Und dieses Konzept boomt: "Mittlerweile haben wir bei jedem Konzert viel mehr Anfragen als Tickets", verrät Veranstaltungsleiterin Pia Massing. Dabei ist die Idee hunderte von Jahren alt: Bereits im 18. Jahrhundert spielten Musiker und Komponisten ihre Werke als Hausmusik in den privaten Räumen der Adligen. Auch in den bürgerlichen Schichten gehörte das Singen und Spielen am hauseigenen Klavier zur guten Erziehung, vor allem für junge Frauen. Die Erfindung des Grammofons Ende des 18. Jahrhunderts machte Musik schließlich unbegrenzt verfügbar und bescherte der Hausmusik so einen langsamen aber stetigen Abwärtstrend. Bis jetzt.

Musik wieder schätzen lernen

Sofar Sounds greift das Konzept der Hausmusik auf und transponiert es in die digitale Gesellschaft. Über soziale Netzwerke verbreiten die Veranstalter ihre Informationen zu den Events, jedes Konzert wird gefilmt und auf YouTube hochgeladen. Warum ist die Idee gerade jetzt so erfolgreich? "Es gibt mittlerweile so viele Konzerte, die riesig sind und laut. Die Leute saufen dort und benehmen sich daneben. Musik hat einen Wert, der von Vielen nicht geschätzt wird - deswegen gibt es Sofar", erklärt Konzertleiterin Massing.

Kettle Of Kites bei Sofar Sounds Köln
Motto: "Music first". Sofar Sounds möchte eine Alternative zu den großen Musikevents bietenBild: DW/Max Hunger

Und Sofar hält, was es verspricht - für die Musiker wie die Zuhörer: "Bei typischen Clubkonzerten bist du oft im Hintergrund. Ich aber brauche die Aufmerksamkeit des Publikums. Nur so kann man die Musik verstehen, anstatt nur zu hören. Bei Sofar ist das gegeben", sagt Musiker Matt Bednarsky am Ende des Events. Ähnliches empfinden auch Zuhörer: "Man ist viel näher dran, als bei anderen Konzerten. Es ist authentischer", sagt Max, der zum ersten Mal ein Sofar-Konzert besucht.

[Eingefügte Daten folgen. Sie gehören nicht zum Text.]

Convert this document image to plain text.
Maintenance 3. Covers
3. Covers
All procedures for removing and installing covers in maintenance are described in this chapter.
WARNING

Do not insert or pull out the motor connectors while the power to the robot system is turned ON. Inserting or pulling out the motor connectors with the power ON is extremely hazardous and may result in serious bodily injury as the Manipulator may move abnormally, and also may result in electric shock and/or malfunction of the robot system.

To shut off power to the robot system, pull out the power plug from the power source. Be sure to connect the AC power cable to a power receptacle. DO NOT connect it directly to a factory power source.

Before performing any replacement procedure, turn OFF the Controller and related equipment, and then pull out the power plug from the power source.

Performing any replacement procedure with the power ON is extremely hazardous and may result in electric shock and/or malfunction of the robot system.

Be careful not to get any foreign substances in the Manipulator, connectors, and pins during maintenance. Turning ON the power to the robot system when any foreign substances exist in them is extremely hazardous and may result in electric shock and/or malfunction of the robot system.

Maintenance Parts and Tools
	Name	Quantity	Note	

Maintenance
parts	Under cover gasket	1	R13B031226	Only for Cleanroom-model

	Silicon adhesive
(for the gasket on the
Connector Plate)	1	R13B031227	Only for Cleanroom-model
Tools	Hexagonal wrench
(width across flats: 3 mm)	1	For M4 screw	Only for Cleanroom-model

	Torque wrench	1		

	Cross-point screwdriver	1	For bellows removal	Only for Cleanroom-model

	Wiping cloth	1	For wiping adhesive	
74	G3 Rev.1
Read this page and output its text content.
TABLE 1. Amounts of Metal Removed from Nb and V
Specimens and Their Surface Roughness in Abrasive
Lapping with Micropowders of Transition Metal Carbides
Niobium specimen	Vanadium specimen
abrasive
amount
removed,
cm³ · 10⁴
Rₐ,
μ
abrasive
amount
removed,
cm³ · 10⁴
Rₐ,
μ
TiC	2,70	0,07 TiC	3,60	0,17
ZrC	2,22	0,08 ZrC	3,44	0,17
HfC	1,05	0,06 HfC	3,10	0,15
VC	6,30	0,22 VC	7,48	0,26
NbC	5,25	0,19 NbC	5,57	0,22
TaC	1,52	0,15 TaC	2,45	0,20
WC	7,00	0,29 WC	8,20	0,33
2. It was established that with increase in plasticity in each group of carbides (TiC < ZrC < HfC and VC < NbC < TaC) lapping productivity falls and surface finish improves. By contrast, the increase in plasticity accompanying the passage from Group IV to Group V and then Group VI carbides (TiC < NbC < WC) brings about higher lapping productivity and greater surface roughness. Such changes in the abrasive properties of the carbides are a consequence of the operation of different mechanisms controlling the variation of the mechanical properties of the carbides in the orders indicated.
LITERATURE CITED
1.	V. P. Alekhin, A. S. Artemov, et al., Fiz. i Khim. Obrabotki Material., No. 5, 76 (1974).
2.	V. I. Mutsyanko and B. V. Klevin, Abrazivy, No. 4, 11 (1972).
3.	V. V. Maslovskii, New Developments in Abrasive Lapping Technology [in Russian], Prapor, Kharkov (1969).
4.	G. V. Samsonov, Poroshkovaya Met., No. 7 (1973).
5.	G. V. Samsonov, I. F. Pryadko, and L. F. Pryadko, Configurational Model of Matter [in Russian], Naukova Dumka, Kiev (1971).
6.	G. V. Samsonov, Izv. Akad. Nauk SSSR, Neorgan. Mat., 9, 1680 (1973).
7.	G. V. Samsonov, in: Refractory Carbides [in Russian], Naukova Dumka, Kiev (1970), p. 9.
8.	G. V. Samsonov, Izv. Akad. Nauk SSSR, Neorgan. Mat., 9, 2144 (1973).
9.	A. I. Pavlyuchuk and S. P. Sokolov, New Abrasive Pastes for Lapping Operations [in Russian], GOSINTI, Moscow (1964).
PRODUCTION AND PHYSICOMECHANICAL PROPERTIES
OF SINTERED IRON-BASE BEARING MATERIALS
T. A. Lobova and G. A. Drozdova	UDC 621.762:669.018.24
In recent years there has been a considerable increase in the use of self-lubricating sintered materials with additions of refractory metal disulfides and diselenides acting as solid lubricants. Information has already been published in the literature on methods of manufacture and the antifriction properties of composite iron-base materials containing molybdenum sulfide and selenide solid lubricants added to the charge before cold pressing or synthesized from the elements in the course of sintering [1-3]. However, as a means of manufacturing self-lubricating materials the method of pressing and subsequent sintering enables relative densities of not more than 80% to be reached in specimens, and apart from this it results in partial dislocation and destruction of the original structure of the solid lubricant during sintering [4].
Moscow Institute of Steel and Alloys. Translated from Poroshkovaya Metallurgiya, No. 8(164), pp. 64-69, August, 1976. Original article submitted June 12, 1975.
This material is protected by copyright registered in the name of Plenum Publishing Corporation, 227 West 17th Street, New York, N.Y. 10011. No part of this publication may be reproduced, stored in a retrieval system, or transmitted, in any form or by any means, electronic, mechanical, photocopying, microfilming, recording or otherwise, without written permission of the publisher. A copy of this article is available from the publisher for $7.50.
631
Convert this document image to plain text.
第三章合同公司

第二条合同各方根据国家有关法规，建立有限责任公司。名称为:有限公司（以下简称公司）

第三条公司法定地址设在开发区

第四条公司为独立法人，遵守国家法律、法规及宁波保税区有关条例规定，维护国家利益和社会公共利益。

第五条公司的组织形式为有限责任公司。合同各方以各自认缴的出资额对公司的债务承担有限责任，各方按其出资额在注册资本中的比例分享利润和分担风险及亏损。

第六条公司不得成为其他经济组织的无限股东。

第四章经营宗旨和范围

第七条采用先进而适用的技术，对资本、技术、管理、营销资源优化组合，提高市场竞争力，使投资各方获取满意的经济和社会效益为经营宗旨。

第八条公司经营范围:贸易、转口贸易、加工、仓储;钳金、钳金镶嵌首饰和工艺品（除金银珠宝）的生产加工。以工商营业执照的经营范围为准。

Alternative zu kommerzialisierten Konzerten

Der Erfolg von Sofar Sounds fußt auf den erlebbar gewordenen Tiefschlägen der Konzertindustrie, die heute immer mehr Musikliebhaber erleiden: Man bezahlt viel Geld für das Konzert eines Musikstars, nur um in der bedrückenden Enge der Masse auf eine Videoleinwand zu starren.

Sofar Sounds bietet eine klare Alternative: Nah dran sein, die Schweißperlen auf der Stirn des Musikers sehen, ungetrübter Musikgenuss, ohne das Klirren von Bierflaschen im Hintergrund. Für Zehn Euro bekommt man hier einen isolierten, sinnlich-intimen Moment - fernab des Alltags, fernab von Krach, Konsum und Künstlichkeit. Einfacher gesagt: Ein Konzert, bei dem es wirklich nur um eines geht: die Musik.